9 things that happen to adults who still have babyfaces (like me)

They say that Asians age gracefully and slowly, and I couldn’t agree more. A lot of people I know look much younger than their age, even the older people I’m acquainted with don’t look like they’re pushing 40 at all. It’s a blessing. But sometimes it’s a curse, too. Especially if you’re even more younger-looking than normal.

Introducing the babyfaced Asian.

While most people can get away with looking maybe 5 years younger, baby-faced Asians can go up to 10. And I’m not joking. I’m 26 and these things still happen to me if I don’t wear a lot of makeup or dress up nicely.

Here are 9 things that happen to adults who still have babyfaces.

9. People always joke about giving you the kiddie menu (sometimes they actually do)


“A salad and pasta for me–do you want chicken nuggets?” No, I don’t want chicken nuggets, Martha. I want a grown-up meal. I mean, well, I do want chicken nuggets. But not now in this restaurant. Give me the grown-up menu, darn it!

8. Getting your cheeks pinched


Being babyfaced now means that, as a child, you were babyfaced Extreme. So everyone was pinching your cheeks. And it hasn’t stopped. Please, tita. I’m old already.

7. Being asked when you’re graduating


Sometimes they ask when you’re graduating from college–this was something I didn’t totally mind. And sometimes they ask when you’re graduating from high school. Which is just painful.

6. Getting asked for ID at a bar


You know you’re old enough to be here. But does everyone else?

5. Getting asked by the LTO if you’re really of age to apply to drive


Yes, I’m of age. I was of age many years ago. Please. I just want to be able to drive to McDonalds at 4 AM to buy nuggets. Give me the written exam already.
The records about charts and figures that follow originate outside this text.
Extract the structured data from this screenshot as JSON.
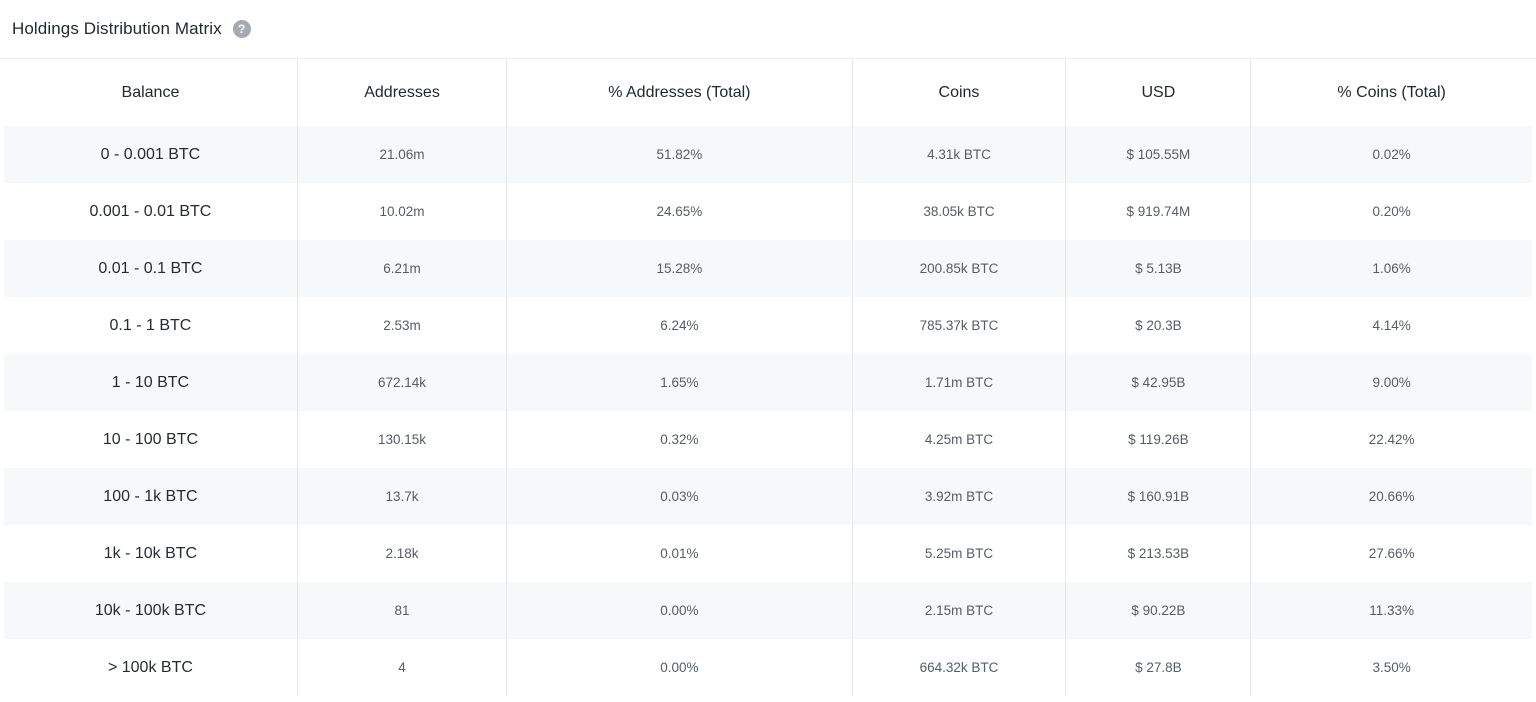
{
  "panel": {
    "title": "Holdings Distribution Matrix",
    "help_icon_glyph": "?"
  },
  "colors": {
    "row_stripe": "#f7f8f9",
    "column_divider": "#e6e7ea",
    "title_text": "#24292f",
    "header_text": "#23282f",
    "balance_text": "#262b33",
    "value_text": "#565d66",
    "help_icon_bg": "#a7abb1"
  },
  "table": {
    "columns": [
      "Balance",
      "Addresses",
      "% Addresses (Total)",
      "Coins",
      "USD",
      "% Coins (Total)"
    ],
    "rows": [
      [
        "0 - 0.001 BTC",
        "21.06m",
        "51.82%",
        "4.31k BTC",
        "$ 105.55M",
        "0.02%"
      ],
      [
        "0.001 - 0.01 BTC",
        "10.02m",
        "24.65%",
        "38.05k BTC",
        "$ 919.74M",
        "0.20%"
      ],
      [
        "0.01 - 0.1 BTC",
        "6.21m",
        "15.28%",
        "200.85k BTC",
        "$ 5.13B",
        "1.06%"
      ],
      [
        "0.1 - 1 BTC",
        "2.53m",
        "6.24%",
        "785.37k BTC",
        "$ 20.3B",
        "4.14%"
      ],
      [
        "1 - 10 BTC",
        "672.14k",
        "1.65%",
        "1.71m BTC",
        "$ 42.95B",
        "9.00%"
      ],
      [
        "10 - 100 BTC",
        "130.15k",
        "0.32%",
        "4.25m BTC",
        "$ 119.26B",
        "22.42%"
      ],
      [
        "100 - 1k BTC",
        "13.7k",
        "0.03%",
        "3.92m BTC",
        "$ 160.91B",
        "20.66%"
      ],
      [
        "1k - 10k BTC",
        "2.18k",
        "0.01%",
        "5.25m BTC",
        "$ 213.53B",
        "27.66%"
      ],
      [
        "10k - 100k BTC",
        "81",
        "0.00%",
        "2.15m BTC",
        "$ 90.22B",
        "11.33%"
      ],
      [
        "> 100k BTC",
        "4",
        "0.00%",
        "664.32k BTC",
        "$ 27.8B",
        "3.50%"
      ]
    ]
  },
  "chart_data": {
    "type": "table",
    "title": "Holdings Distribution Matrix",
    "columns": [
      "Balance",
      "Addresses",
      "% Addresses (Total)",
      "Coins",
      "USD",
      "% Coins (Total)"
    ],
    "rows": [
      [
        "0 - 0.001 BTC",
        "21.06m",
        "51.82%",
        "4.31k BTC",
        "$ 105.55M",
        "0.02%"
      ],
      [
        "0.001 - 0.01 BTC",
        "10.02m",
        "24.65%",
        "38.05k BTC",
        "$ 919.74M",
        "0.20%"
      ],
      [
        "0.01 - 0.1 BTC",
        "6.21m",
        "15.28%",
        "200.85k BTC",
        "$ 5.13B",
        "1.06%"
      ],
      [
        "0.1 - 1 BTC",
        "2.53m",
        "6.24%",
        "785.37k BTC",
        "$ 20.3B",
        "4.14%"
      ],
      [
        "1 - 10 BTC",
        "672.14k",
        "1.65%",
        "1.71m BTC",
        "$ 42.95B",
        "9.00%"
      ],
      [
        "10 - 100 BTC",
        "130.15k",
        "0.32%",
        "4.25m BTC",
        "$ 119.26B",
        "22.42%"
      ],
      [
        "100 - 1k BTC",
        "13.7k",
        "0.03%",
        "3.92m BTC",
        "$ 160.91B",
        "20.66%"
      ],
      [
        "1k - 10k BTC",
        "2.18k",
        "0.01%",
        "5.25m BTC",
        "$ 213.53B",
        "27.66%"
      ],
      [
        "10k - 100k BTC",
        "81",
        "0.00%",
        "2.15m BTC",
        "$ 90.22B",
        "11.33%"
      ],
      [
        "> 100k BTC",
        "4",
        "0.00%",
        "664.32k BTC",
        "$ 27.8B",
        "3.50%"
      ]
    ]
  }
}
4. Being stopped at the cinema for any age restrictions in movies


Sir, I am over 20 years old. I am over 25 years old. Let me see Deadpool.

3. Asking someone else to buy the liquor


You’ve been stopped before, who’s to say they aren’t gonna stop you now? You always have to get your older-looking friend to do it, usually they have a beard or they’re really tall. And they dress like an adult. So that helps a lot, too.

2. No one takes you seriously when you’re mad


When you’re mighty pissed, everyone just tries to hide their laughter and smiles because: “omg you’re so cute.” I’m not cute! I’m fearsome! I am seething! I got coffee spilled on me on my way to get my laundry!!!!! This isn’t cute, people!

1. “You’ll look so good when you’re old”


Well, that’s one good thing! But what if I want to look good now??? Sigh.